Monday, November 29, 2010


Juvy

Sessue Hayakawa: Soaring to Stardom

Sessue Hayakawa (June 10,1889-November 23, 1973) was a Japanese silent film actor who was one of the first of few Asian actors to find stardom in the United States and Europe. He was one of the highest paid stars of his time from acting and from his own production company.


Hayakawa, born Kintaro Hayakawa, was born in Japan and groomed to be a naval officer. After a swimming incident, he failed the navy’s physical and thus could not become an officer. He tries to commit suicide due to his strained relationship with his father after failing to become a naval officer. He went to the University of Chicago to become a banker. After quitting university, he went back to Los Angeles to take a train to Japan and wandered into a Japanese Theatre in Little Tokyo. This fascinated him with acting and performing plays.
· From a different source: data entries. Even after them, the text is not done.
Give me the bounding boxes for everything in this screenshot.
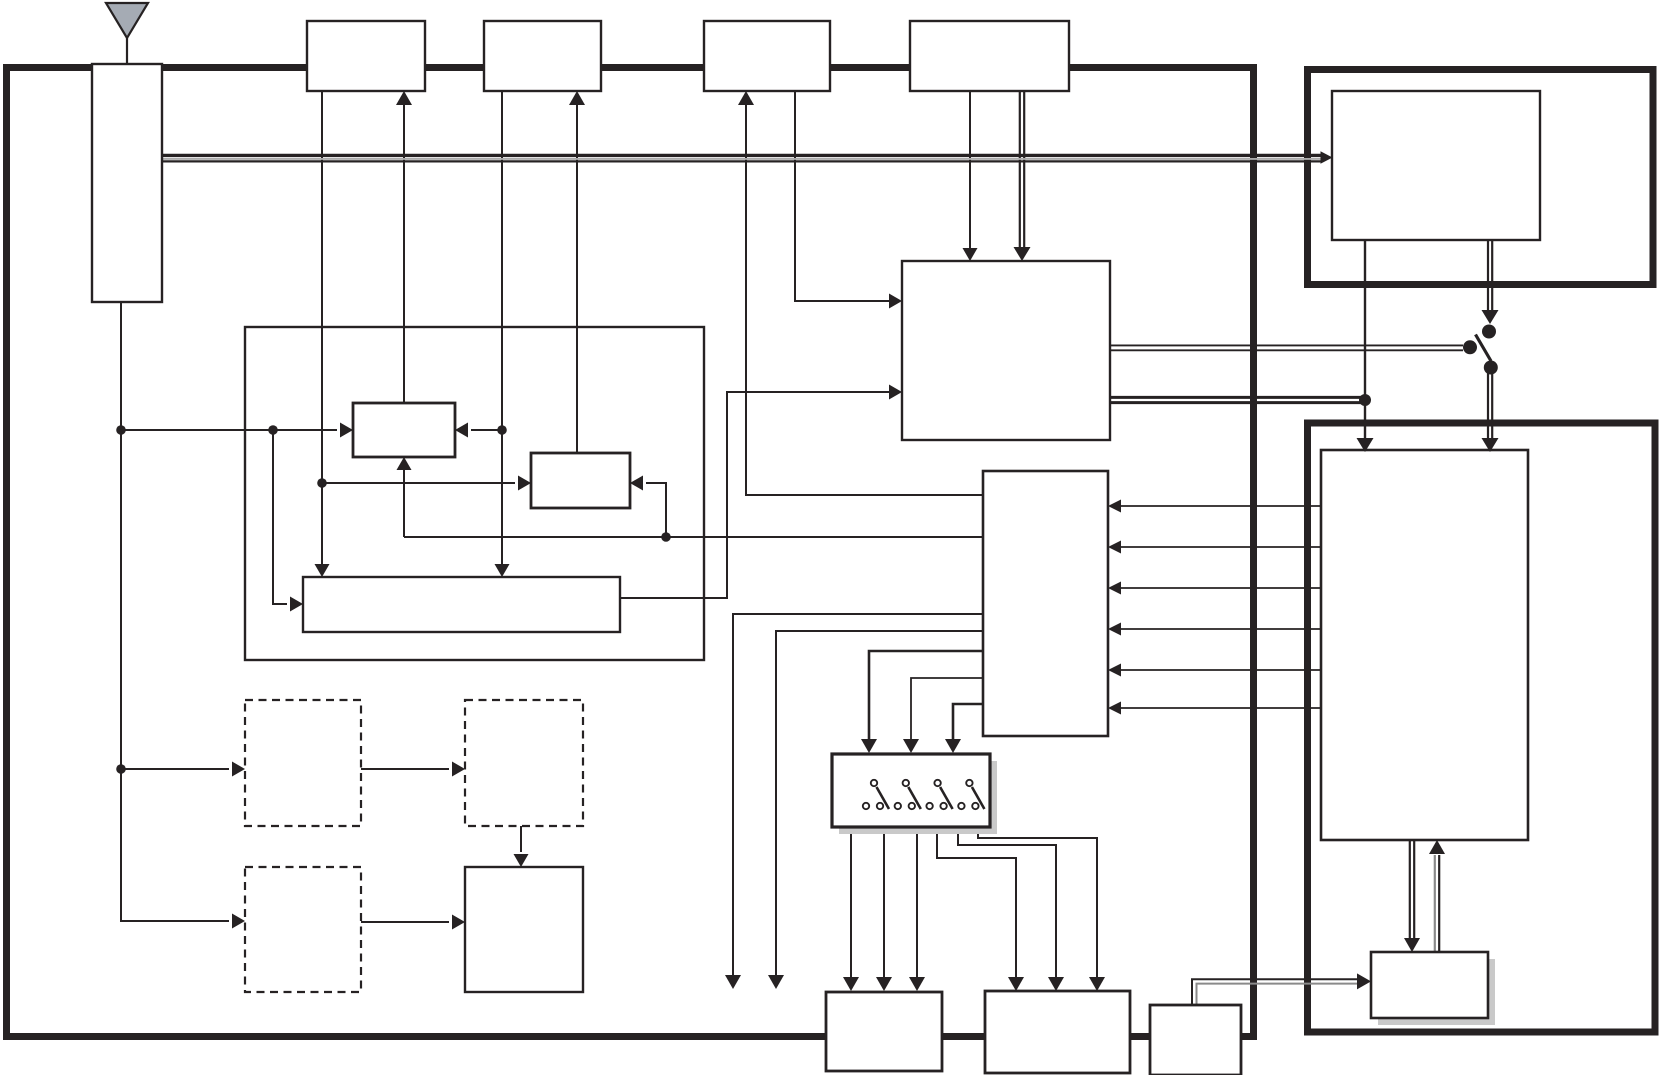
block D1 (dashed) <box>245 700 361 826</box>
arrow into dashed box D2 <box>452 762 465 777</box>
block wide (inner long box) <box>303 577 620 632</box>
arrow into bottom box2 c <box>1089 977 1105 991</box>
arrow into block B1 bottom <box>396 91 412 105</box>
wire main RX bus (double) antenna block to top-right box <box>162 155 1321 161</box>
wire controller out y704 to switch bank <box>953 704 983 741</box>
arrow status line 4 into controller <box>1108 623 1121 636</box>
wire switch bank out 4 elbow <box>937 827 1016 977</box>
wire status line 1 <box>1120 505 1321 507</box>
wire controller out y631 down-left <box>776 631 983 975</box>
arrow into box A right <box>455 423 468 438</box>
wire block B3 down to modem left <box>795 91 889 301</box>
wire duplexer output down-left vertical <box>121 302 229 921</box>
arrow into block B3 bottom <box>738 91 754 105</box>
block B3 (top row) <box>704 21 830 91</box>
junction dot rx split <box>116 425 126 435</box>
block B (inner small box) <box>531 453 630 508</box>
block B4 (top row) <box>910 21 1069 91</box>
block switch bank <box>832 754 990 827</box>
wire interface box up to tall block (double) <box>1435 855 1439 960</box>
wire branch y430 into box A right <box>471 429 502 431</box>
arrow status line 2 into controller <box>1108 541 1121 554</box>
wire horizontal y537 from controller <box>404 536 983 538</box>
block bottom box 2 <box>985 991 1130 1073</box>
switch SPDT bottom contact dot <box>1484 361 1498 375</box>
wire antenna stem <box>126 38 128 66</box>
wire D1 to D2 <box>361 768 449 770</box>
wire modem output thin double y347 to switch <box>1110 345 1463 350</box>
arrow into solid box S left <box>452 915 465 930</box>
arrow into wide box left <box>290 597 303 612</box>
arrow into bottom box1 b <box>876 977 892 991</box>
switch SPDT blade <box>1476 335 1492 362</box>
junction dot x322 y483 <box>317 478 327 488</box>
enclosure bottom-right module (thick frame) <box>1308 423 1656 1032</box>
wire modem output heavy double y400 <box>1110 397 1365 402</box>
wire switch bank out 3 <box>916 827 918 977</box>
wire vertical x1365 top-right box to tall block <box>1364 240 1366 439</box>
switch contacts inside switch bank <box>863 780 985 809</box>
wire branch y483 to box B left <box>322 482 515 484</box>
block controller (narrow tall) <box>983 471 1108 736</box>
enclosure main unit (outer thick frame) <box>7 68 1254 1037</box>
enclosure top-right module (thick frame) <box>1308 70 1654 285</box>
arrow into bottom box1 a <box>843 977 859 991</box>
wire status line 2 <box>1120 546 1321 548</box>
arrow status line 3 into controller <box>1108 582 1121 595</box>
wire top-right box down double to switch <box>1488 240 1492 311</box>
arrow into block B2 bottom <box>569 91 585 105</box>
wire switch bank out 1 <box>850 827 852 977</box>
wire box A up to block B1 <box>403 104 405 403</box>
arrow into solid box S top <box>514 854 529 867</box>
block top-right inner box <box>1332 91 1540 240</box>
arrow above SPDT switch <box>1482 310 1499 324</box>
arrow into box A bottom <box>397 457 412 470</box>
wire status line 4 <box>1120 628 1321 630</box>
block tall (bottom-right inner) <box>1321 450 1528 840</box>
arrow into bottom box2 a <box>1008 977 1024 991</box>
junction dot x666 y537 <box>661 532 671 542</box>
junction dot heavy line x1365 <box>1359 394 1371 406</box>
arrow into modem top x970 <box>963 248 978 261</box>
wire controller out y651 to switch bank <box>869 651 983 741</box>
arrow up into tall block bottom <box>1429 840 1445 854</box>
block A (inner small box) <box>353 403 455 457</box>
arrow into box B left <box>518 476 531 491</box>
wire bottom box 3 to interface box (double) <box>1192 979 1358 1005</box>
wire from block B2 down to wide box <box>501 91 503 564</box>
arrow into dashed box D3 <box>232 914 245 929</box>
arrow into interface box top <box>1404 938 1420 952</box>
junction dot dashed branch <box>116 764 126 774</box>
wire controller to block B3 <box>746 104 983 495</box>
wire block B4 down to modem top <box>969 91 971 248</box>
block B1 (top row) <box>307 21 425 91</box>
arrow controller out x776 end <box>768 975 784 989</box>
arrow into box A left <box>340 423 353 438</box>
wire wide box right to modem left <box>620 392 889 598</box>
wire into box A bottom <box>403 470 405 537</box>
arrow into dashed box D1 <box>232 762 245 777</box>
arrow into modem top x1022 (double line) <box>1014 247 1031 261</box>
wire from block B1 down to wide box <box>321 91 323 564</box>
wire switch down double into tall block <box>1488 367 1492 440</box>
wire branch x273 down to wide box <box>273 430 287 604</box>
block bottom box 1 <box>826 992 942 1071</box>
junction dot x273 <box>268 425 278 435</box>
arrow into bottom box1 c <box>909 977 925 991</box>
wire tall block down to interface box (double) <box>1410 840 1414 940</box>
block switch bank shadow <box>839 761 997 834</box>
arrow into modem left y392 <box>889 385 902 400</box>
wire D3 to solid box S <box>361 921 449 923</box>
wire switch bank out 2 <box>883 827 885 977</box>
arrow into wide box top x322 <box>315 564 330 577</box>
arrow into wide box top x502 <box>495 564 510 577</box>
arrow into bottom box2 b <box>1048 977 1064 991</box>
switch SPDT left contact dot <box>1463 340 1477 354</box>
arrow into switch bank x911 <box>903 739 919 753</box>
block bottom box 3 <box>1150 1005 1241 1075</box>
arrow into box B right <box>630 476 643 491</box>
wire box B up to block B2 <box>576 104 578 453</box>
block antenna duplexer (tall) <box>92 64 162 302</box>
arrow status line 1 into controller <box>1108 500 1121 513</box>
wire status line 3 <box>1120 587 1321 589</box>
arrow into switch bank x869 <box>861 739 877 753</box>
inner sub-block container (thin frame) <box>245 327 704 660</box>
block D2 (dashed) <box>465 700 583 826</box>
wire status line 5 <box>1120 669 1321 671</box>
arrow into modem left y301 <box>889 294 902 309</box>
wire switch bank out 6 elbow <box>978 827 1097 977</box>
block S (solid, below D2) <box>465 867 583 992</box>
wire status line 6 <box>1120 707 1321 709</box>
wire switch bank out 5 elbow <box>958 827 1056 977</box>
wire branch to dashed box D1 <box>121 768 229 770</box>
wire block B4 double line to modem top <box>1020 91 1024 250</box>
arrow status line 6 into controller <box>1108 702 1121 715</box>
block interface shadow <box>1378 959 1495 1025</box>
block interface (bottom-right small) <box>1371 952 1488 1018</box>
block D3 (dashed) <box>245 867 361 992</box>
arrow into interface box left <box>1357 973 1371 989</box>
arrow x1365 into tall block <box>1357 438 1374 452</box>
arrow status line 5 into controller <box>1108 664 1121 677</box>
switch SPDT top contact dot <box>1482 325 1496 339</box>
arrow below SPDT into tall block <box>1482 438 1499 452</box>
arrow RX bus into top-right inner box <box>1321 151 1333 163</box>
block B2 (top row) <box>484 21 601 91</box>
wire controller out y614 down-left <box>733 614 983 975</box>
wire rx split horizontal y430 <box>121 429 337 431</box>
arrow controller out x733 end <box>725 975 741 989</box>
block modem (middle large) <box>902 261 1110 440</box>
wire elbow x666 to box B right <box>646 483 666 537</box>
antenna symbol <box>106 3 148 38</box>
wire D2 down to solid box S <box>520 826 522 852</box>
wire controller out y678 to switch bank <box>911 678 983 741</box>
junction dot x502 y430 <box>497 425 507 435</box>
arrow into switch bank x953 <box>945 739 961 753</box>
He became the first Asian to star in a Hollywood film, The Typhoon in 1914, which made him a star. He grew even more popular with the movie The Cheat, a 1915 silent drama film directed by Cecil B. DeMille, and also starred Fannie Ward and Jack Dean. Hayakawa plays a wealthy man who Ward owes money to. He wants her in return for the loan he gave her. When she resist, he brands her shoulder with a Japanese sign of his ownership. She shoots him but her husband, played by Dean, takes the blame. With this film, he became the first Asian American superstar, “receiving $200,000, driving a gold-plated Pierce–Arrow and shrugging off a million dollar gambling loss in Monte Carlo.” He becomes the romantic matinee idol of millions of American women in the late 1910s.

Hayakawa’s role alternated between “charismatic villain” and “romantic hero” showing his versatility and rivaling many top White male stars of the 1910s. He co-starred with many of the screen’s top leading ladies like Florence Vidor and Jane Novak in such romantic melodrama films as Secret Game and The White Man’s Law. He was typecast as the exotic lover or villain forced to relinquish the heroine in the last act. This typecasting pushed him to create his own production company in 1918.

There were many Asian actors in silent films. but only Sessue Hayakawa played leading roles. Hayakawa’s success represents transnational stardom. He embodied American stereotypical depictions of Japanese people and represented a model minority who was successfully assimilated into American society. The fact that he was successful not only in Japan but also in the United States showed the two countries’ intersecting cultural standards, specifically when it comes to famous and successful people.